The_Cupboard_Is_Bare writes:

Steve Horwitz:

I completely understand your situation. I, too, have food allergies and generally have to ask a few questions about the way the food is prepared.

Additionally, we recently discovered that eggs that have been "fortified" with high levels of Omega 3 can interfere with my husband's ability to metabolize one of his medications. It was several weeks before I realized what was causing the problem, and when I removed the offending eggs from his diet, he was fine.

So, I completely agree with you that it is important to have the ability to confer with the waiter.


I am also one of those techies who does without a smart phone. I prefer that my cell phone act only as a phone. With the exception of voice mail, all other features are turned off. I don't even use call waiting, because I'm of the old school that the person to whom you are speaking deserves your undivided attention until the two of you decide to terminate the conversation (I would, however, make an exception if I had children and one of them wasn't at home).


As for using cell phones to order in restaurants...Whatever happened to the leisurely art of dining? Did it ever occur to anyone that one of the reasons we devour so many stomach medications is that we eat so quickly we make ourselves sick?

Restaurants benefit economically from the leisurely aspects of dining by way of alchoholic beverages. How many times has a hostess asked you if you would like to sit at the bar while you wait for your table.

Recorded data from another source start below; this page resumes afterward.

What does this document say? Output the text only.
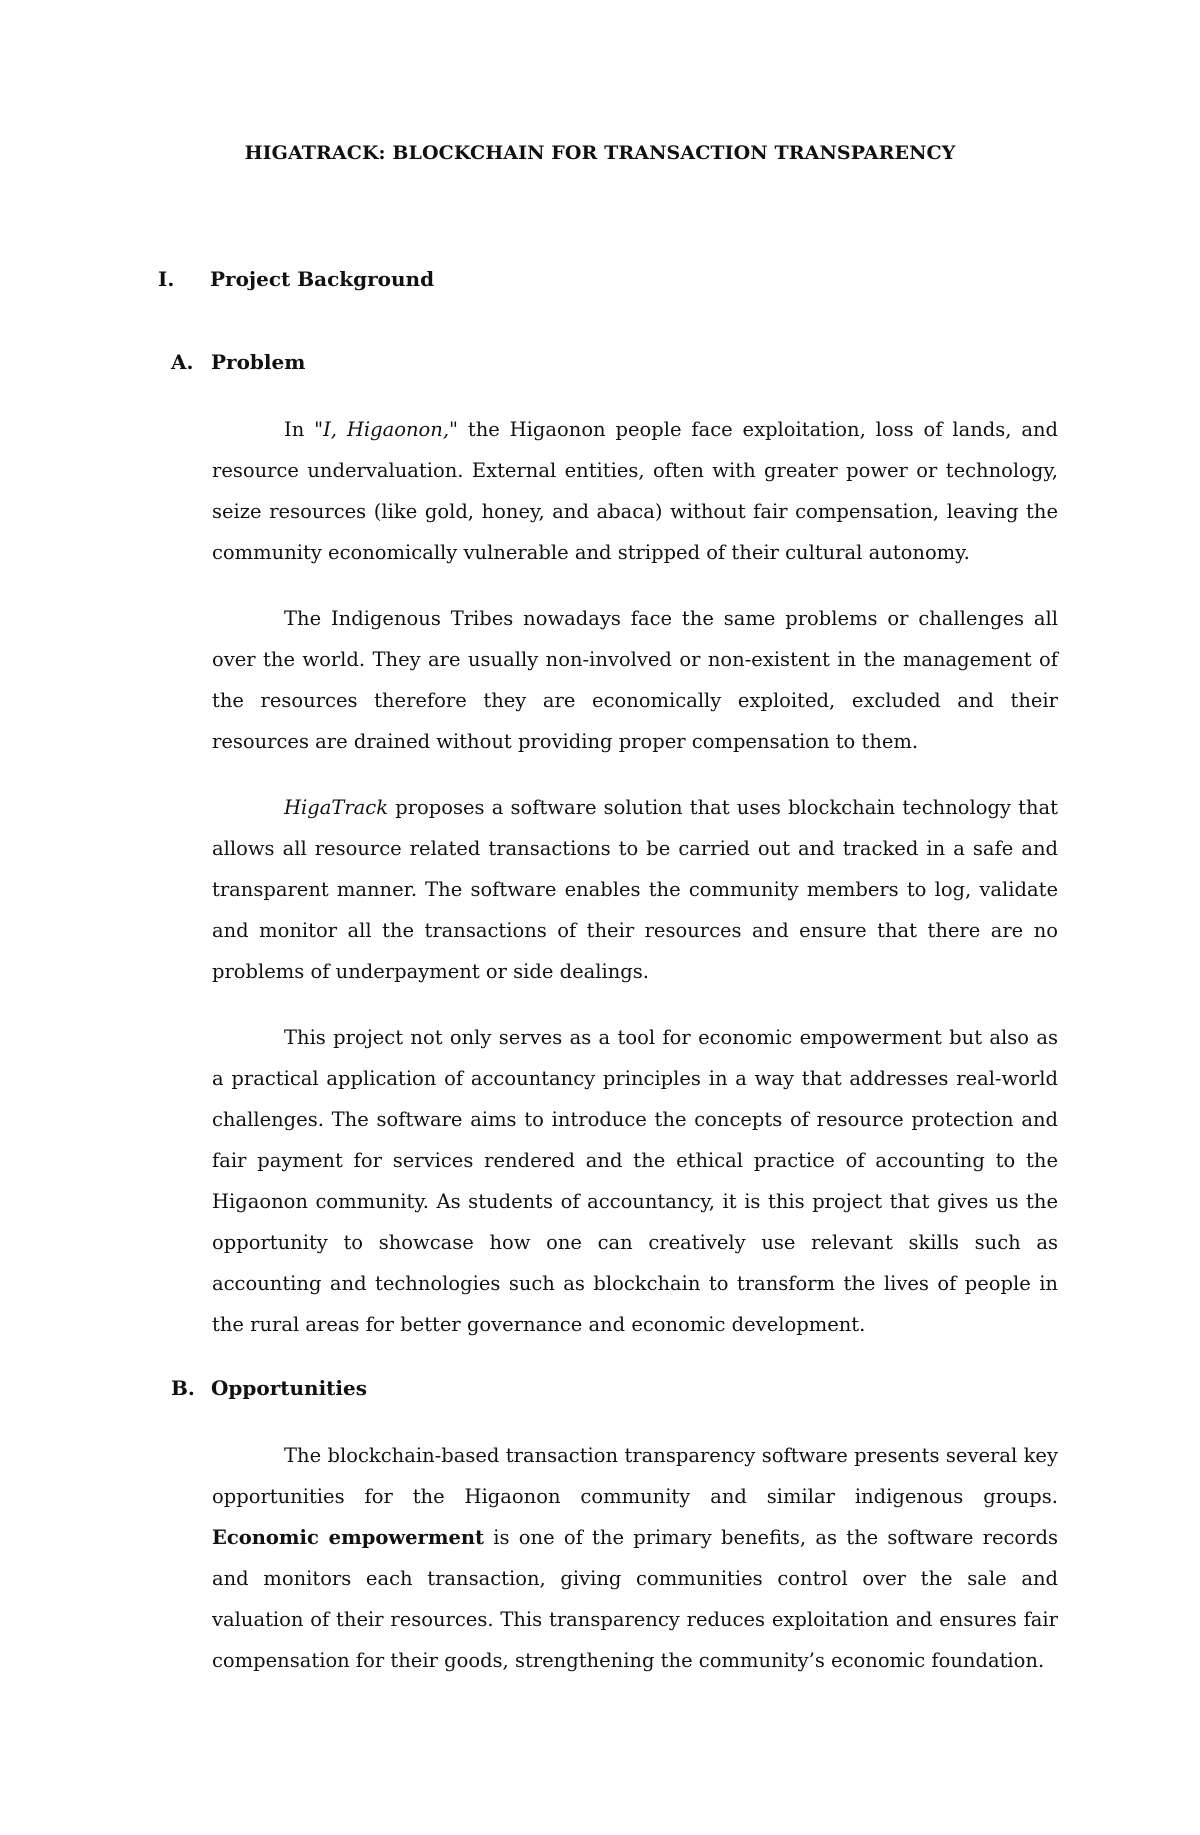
HIGATRACK: BLOCKCHAIN FOR TRANSACTION TRANSPARENCY
I. Project Background
A. Problem

In "I, Higaonon," the Higaonon people face exploitation, loss of lands, and resource undervaluation. External entities, often with greater power or technology, seize resources (like gold, honey, and abaca) without fair compensation, leaving the community economically vulnerable and stripped of their cultural autonomy.

The Indigenous Tribes nowadays face the same problems or challenges all over the world. They are usually non-involved or non-existent in the management of the resources therefore they are economically exploited, excluded and their resources are drained without providing proper compensation to them.

HigaTrack proposes a software solution that uses blockchain technology that allows all resource related transactions to be carried out and tracked in a safe and transparent manner. The software enables the community members to log, validate and monitor all the transactions of their resources and ensure that there are no problems of underpayment or side dealings.

This project not only serves as a tool for economic empowerment but also as a practical application of accountancy principles in a way that addresses real-world challenges. The software aims to introduce the concepts of resource protection and fair payment for services rendered and the ethical practice of accounting to the Higaonon community. As students of accountancy, it is this project that gives us the opportunity to showcase how one can creatively use relevant skills such as accounting and technologies such as blockchain to transform the lives of people in the rural areas for better governance and economic development.

B. Opportunities

The blockchain-based transaction transparency software presents several key opportunities for the Higaonon community and similar indigenous groups. Economic empowerment is one of the primary benefits, as the software records and monitors each transaction, giving communities control over the sale and valuation of their resources. This transparency reduces exploitation and ensures fair compensation for their goods, strengthening the community’s economic foundation.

And when you sit at the bar, don't you generally order something to drink?

Finally, I enjoy having a good relationship with one's waiter/waitress. There are a number of places that I have frequented for many years, and there is nothing nicer than to be greeted with a genuinely warm "Hello!" and "How are you?"

I can recall the time we brought my in-laws (who were in their final years) to a place we frequented. When the waiters found out that they were my husband's parents, they fussed over my in-laws like they were royalty, and my in-laws had the most wonderful time.

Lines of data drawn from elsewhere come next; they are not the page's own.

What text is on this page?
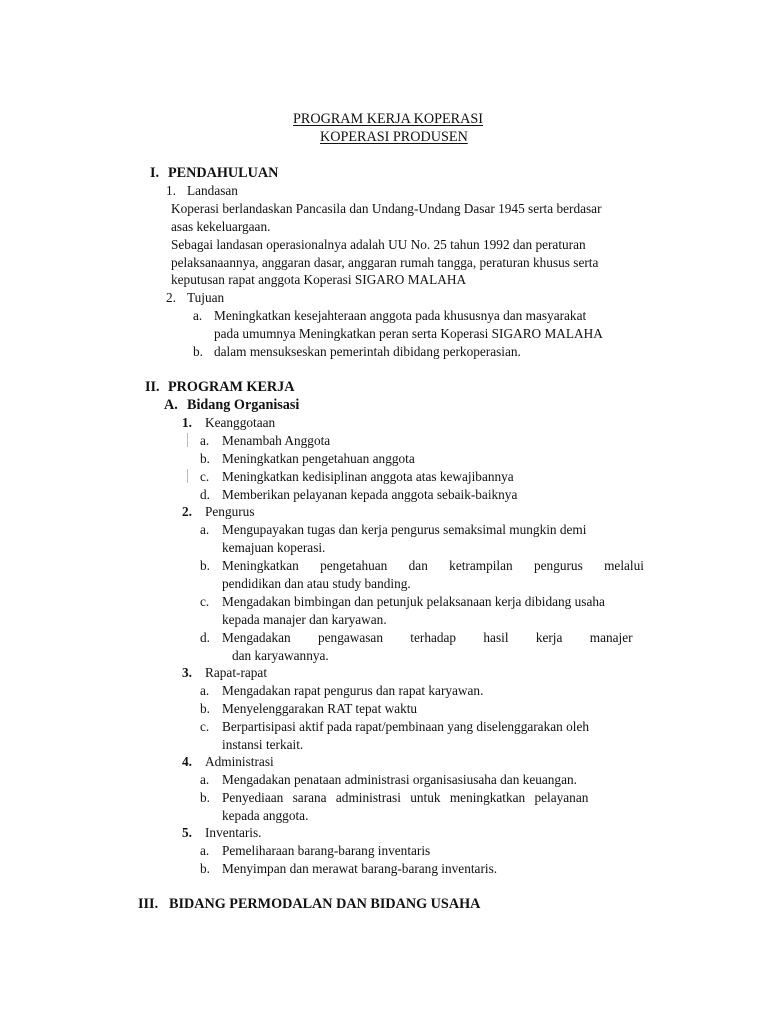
PROGRAM KERJA KOPERASI
KOPERASI PRODUSEN
I. PENDAHULUAN
1. Landasan
Koperasi berlandaskan Pancasila dan Undang-Undang Dasar 1945 serta berdasar
asas kekeluargaan.
Sebagai landasan operasionalnya adalah UU No. 25 tahun 1992 dan peraturan
pelaksanaannya, anggaran dasar, anggaran rumah tangga, peraturan khusus serta
keputusan rapat anggota Koperasi SIGARO MALAHA
2. Tujuan
a. Meningkatkan kesejahteraan anggota pada khususnya dan masyarakat
pada umumnya Meningkatkan peran serta Koperasi SIGARO MALAHA
b. dalam mensukseskan pemerintah dibidang perkoperasian.
II. PROGRAM KERJA
A. Bidang Organisasi
1. Keanggotaan
a. Menambah Anggota
b. Meningkatkan pengetahuan anggota
c. Meningkatkan kedisiplinan anggota atas kewajibannya
d. Memberikan pelayanan kepada anggota sebaik-baiknya
2. Pengurus
a. Mengupayakan tugas dan kerja pengurus semaksimal mungkin demi
kemajuan koperasi.
b. Meningkatkan pengetahuan dan ketrampilan pengurus melalui
pendidikan dan atau study banding.
c. Mengadakan bimbingan dan petunjuk pelaksanaan kerja dibidang usaha
kepada manajer dan karyawan.
d. Mengadakan pengawasan terhadap hasil kerja manajer
dan karyawannya.
3. Rapat-rapat
a. Mengadakan rapat pengurus dan rapat karyawan.
b. Menyelenggarakan RAT tepat waktu
c. Berpartisipasi aktif pada rapat/pembinaan yang diselenggarakan oleh
instansi terkait.
4. Administrasi
a. Mengadakan penataan administrasi organisasiusaha dan keuangan.
b. Penyediaan sarana administrasi untuk meningkatkan pelayanan
kepada anggota.
5. Inventaris.
a. Pemeliharaan barang-barang inventaris
b. Menyimpan dan merawat barang-barang inventaris.
III. BIDANG PERMODALAN DAN BIDANG USAHA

There's just some things a smart phone can't do.

Lauren writes:

No one has yet mentioned that many pizza parlors do something akin to this already, and even go further. When I call to place a delivery order from my home phone, they know my address (including the tricky detail about getting there that I've relayed to them once) and even my previous orders, all from their phone-number recognition software.

However, will 50% of all restaurants ever do something like this, perhaps using GPS to substitute for the fixed phone number/address combo? I'd answer: Never.

Restaurants substantially provide the service of hot food being delivered to the table hot, cold food being delivered cold, and fresh food being delivered fresh. If I want a really fresh, crisp-crusted, oozingly hot pizza, I eat out.

That means the physical extent of a decent restaurant is limited by the time it takes for a waiter to get from the kitchen to the table. The waiter, being a physical human being, then has to return to the kitchen. Bundling the service of taking another order from a nearby table, plus the personal touch of friendly service, is a time-tested, efficient idea for taking advantage of the waiter's return trip.

The GPS method might work best in large plazas served by multiple cafes, such as exist in some places in Europe. If mall food service courts ever offer table-delivery of the food, it might work there, too. In those situations, there might not be a neighboring table with customers from the same restaurant to take advantage of the waiter's return trip. The efficiency of using GPS to place the incoming orders might substitute for that. Within a single restaurant, though, the time involved with a waiter's return trip is a valuable, potentially cost-reducing resource for the restaurant and its customers.